NEW YORK — Conceptual artist Rafael Lozano-Hemmer’s interactive lighting installation, Pulse Park, involved 200 theatrical spotlights activated by the heart rates of visitors to Madison Square Park. Their pulse rates sent a matrix of light across the park’s Oval Lawn. Scharff Weisberg installed the 750-watt ellipsoidal spotlights bordering two sides of the central lawn. “The lights are triggered by two hand sensors located on a pedestal at the south end of the lawn,” said Scharff Weisberg event manager Tony Rossello. “When a visitor grabs the sensors with each hand, they record his heartbeat. The lights pulse to the recorded heartbeat all at once, then go dark momentarily, then the heartbeat pulse appears on the first instrument to the left of the pedestal. Subsequently, each instrument in the chain will pulse to the recorded heartbeats of the last 199 visitors. It begins clearing recorded heartbeats with the 201st visitor as the chain evolves with the heartbeats of newcomers to the installation.”

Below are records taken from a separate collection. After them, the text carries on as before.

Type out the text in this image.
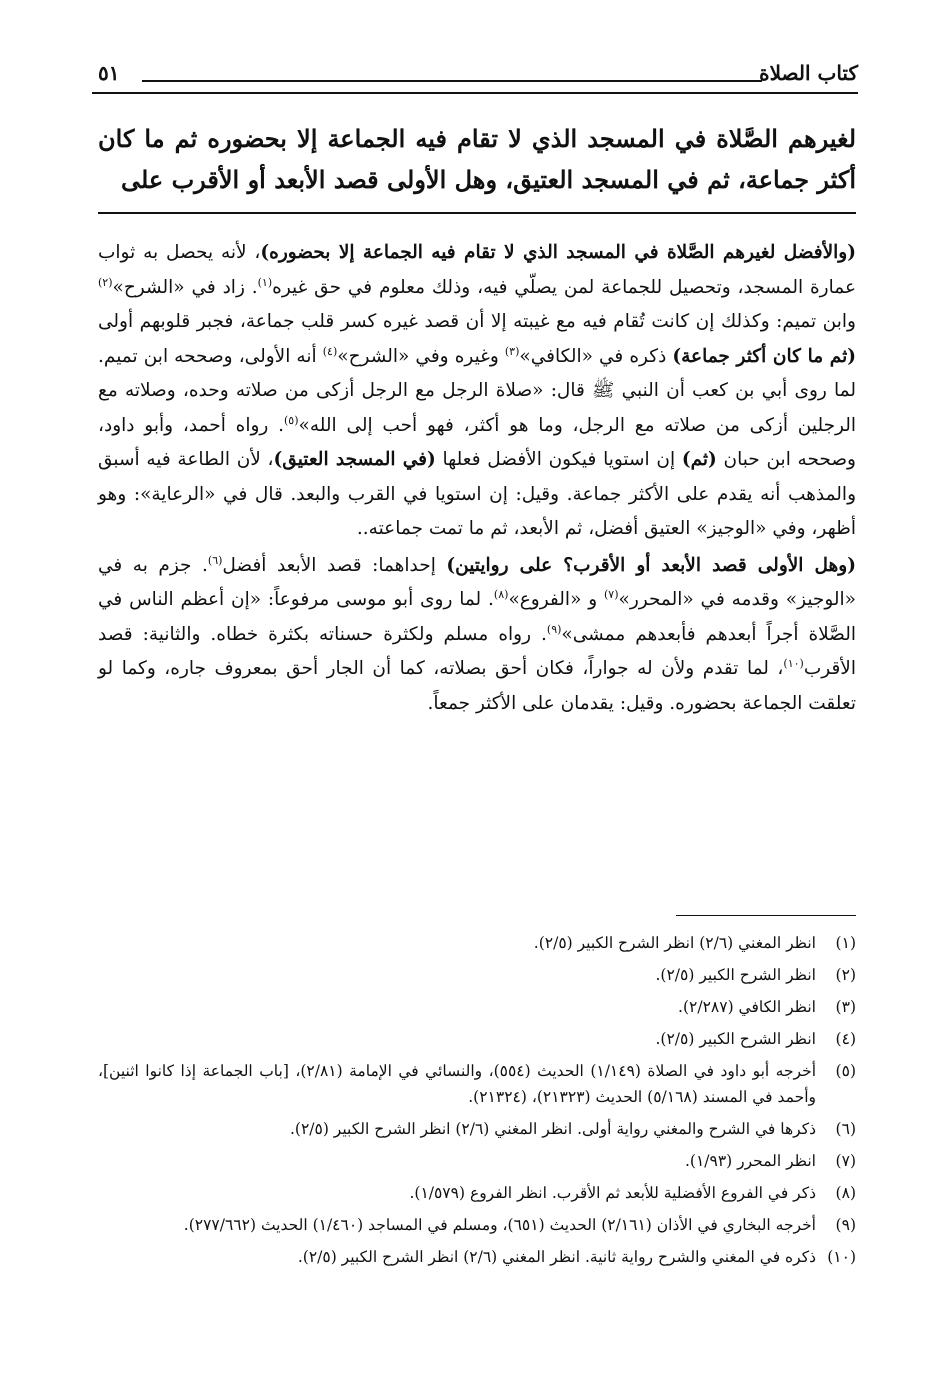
كتاب الصلاة
٥١
لغيرهم الصَّلاة في المسجد الذي لا تقام فيه الجماعة إلا بحضوره ثم ما كان أكثر جماعة، ثم في المسجد العتيق، وهل الأولى قصد الأبعد أو الأقرب على

(والأفضل لغيرهم الصَّلاة في المسجد الذي لا تقام فيه الجماعة إلا بحضوره)، لأنه يحصل به ثواب عمارة المسجد، وتحصيل للجماعة لمن يصلّي فيه، وذلك معلوم في حق غيره$^{(١)}$. زاد في «الشرح»$^{(٢)}$ وابن تميم: وكذلك إن كانت تُقام فيه مع غيبته إلا أن قصد غيره كسر قلب جماعة، فجبر قلوبهم أولى (ثم ما كان أكثر جماعة) ذكره في «الكافي»$^{(٣)}$ وغيره وفي «الشرح»$^{(٤)}$ أنه الأولى، وصححه ابن تميم. لما روى أبي بن كعب أن النبي ﷺ قال: «صلاة الرجل مع الرجل أزكى من صلاته وحده، وصلاته مع الرجلين أزكى من صلاته مع الرجل، وما هو أكثر، فهو أحب إلى الله»$^{(٥)}$. رواه أحمد، وأبو داود، وصححه ابن حبان (ثم) إن استويا فيكون الأفضل فعلها (في المسجد العتيق)، لأن الطاعة فيه أسبق والمذهب أنه يقدم على الأكثر جماعة. وقيل: إن استويا في القرب والبعد. قال في «الرعاية»: وهو أظهر، وفي «الوجيز» العتيق أفضل، ثم الأبعد، ثم ما تمت جماعته..

(وهل الأولى قصد الأبعد أو الأقرب؟ على روايتين) إحداهما: قصد الأبعد أفضل$^{(٦)}$. جزم به في «الوجيز» وقدمه في «المحرر»$^{(٧)}$ و «الفروع»$^{(٨)}$. لما روى أبو موسى مرفوعاً: «إن أعظم الناس في الصَّلاة أجراً أبعدهم فأبعدهم ممشى»$^{(٩)}$. رواه مسلم ولكثرة حسناته بكثرة خطاه. والثانية: قصد الأقرب$^{(١٠)}$، لما تقدم ولأن له جواراً، فكان أحق بصلاته، كما أن الجار أحق بمعروف جاره، وكما لو تعلقت الجماعة بحضوره. وقيل: يقدمان على الأكثر جمعاً.

(١)
انظر المغني (٢/٦) انظر الشرح الكبير (٢/٥).
(٢)
انظر الشرح الكبير (٢/٥).
(٣)
انظر الكافي (٢/٢٨٧).
(٤)
انظر الشرح الكبير (٢/٥).
(٥)
أخرجه أبو داود في الصلاة (١/١٤٩) الحديث (٥٥٤)، والنسائي في الإمامة (٢/٨١)، [باب الجماعة إذا كانوا اثنين]، وأحمد في المسند (٥/١٦٨) الحديث (٢١٣٢٣)، (٢١٣٢٤).
(٦)
ذكرها في الشرح والمغني رواية أولى. انظر المغني (٢/٦) انظر الشرح الكبير (٢/٥).
(٧)
انظر المحرر (١/٩٣).
(٨)
ذكر في الفروع الأفضلية للأبعد ثم الأقرب. انظر الفروع (١/٥٧٩).
(٩)
أخرجه البخاري في الأذان (٢/١٦١) الحديث (٦٥١)، ومسلم في المساجد (١/٤٦٠) الحديث (٢٧٧/٦٦٢).
(١٠)
ذكره في المغني والشرح رواية ثانية. انظر المغني (٢/٦) انظر الشرح الكبير (٢/٥).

Pulse Park is the culmination of a series that Lozano-Hemmer debuted at the 2007 Venice Biennale with Pulse Room. The installation was open from Oct. 24 to Nov. 17 from dusk to 10 p.m. It was commissioned by Mad. Sq. Art, a program sponsored by the Madison Square Park Conservancy. Lozano-Hemmer, born in Mexico City and educated in Canada, is a well-known practitioner of interactive public art.
Samuel Rauch, art coordinator at the Madison Square Park Conservancy, called the project “one of our most successful public art installations to date,” and credited Scharff Weisberg for their “hard work,” “professionalism” and their “ability to quickly adapt to changing circumstances.”